Nasdaq warned it could drop shares of Cinedigm on January 3 after the company failed to meet the exchange’s requirement that it achieve a public valuation of at least $15 million for 10 consecutive business days, the digital programmer said today in an SEC filing.
Nasdaq put Cinedigm on notice on June 23, but gave the company 180 days to meet the threshold. It was unable to do so by December 2o, when the period ended. The exchange wrote a letter saying that it plans to delist Cinedigm — but also said that the company could request a hearing to lay out plans to comply.
Cinedigm says it has done that and will offer a proposal that “may include plans for strategic transactions and issuances of common stock, and request a further extension of time.” NASDAQ’s panel could grant an additional 180 days, starting from December 22.
“Although there can be no assurance that the Panel will ultimately grant an extension of the compliance period, the Company believes that the extension will be granted,” Cinedigm says.

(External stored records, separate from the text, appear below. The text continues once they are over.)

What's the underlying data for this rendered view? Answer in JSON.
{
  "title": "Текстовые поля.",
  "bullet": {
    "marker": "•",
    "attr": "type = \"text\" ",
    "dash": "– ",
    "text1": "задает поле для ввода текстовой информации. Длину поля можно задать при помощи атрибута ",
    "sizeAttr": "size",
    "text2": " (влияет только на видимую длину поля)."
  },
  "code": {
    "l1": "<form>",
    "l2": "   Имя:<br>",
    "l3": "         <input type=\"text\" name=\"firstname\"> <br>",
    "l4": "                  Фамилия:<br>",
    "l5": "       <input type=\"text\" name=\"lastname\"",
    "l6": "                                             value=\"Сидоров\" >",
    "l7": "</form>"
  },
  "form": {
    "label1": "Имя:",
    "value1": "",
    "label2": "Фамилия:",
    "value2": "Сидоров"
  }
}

If it’s wrong, then Cinedigm shares could be traded in over the counter markets, known as “pink sheets,” or possibly the OTC Bulletin Board.
Still, it has a lot riding on Nasdaq’s decision.
A delisting “could harm our ability to raise capital through alternative financing sources on terms acceptable to us, or at all, and may result in the loss of confidence in our financial stability by suppliers, customers and employees.” it says in a new prospectus to sell 1.54 million shares on behalf of some current owners.
Following a 1-for-10 reverse stock split in May, Cinedigm shares traded as high as $2.69 in mid August. They closed today at $1.38, down 1.4%, giving it a market value of $12.4 million.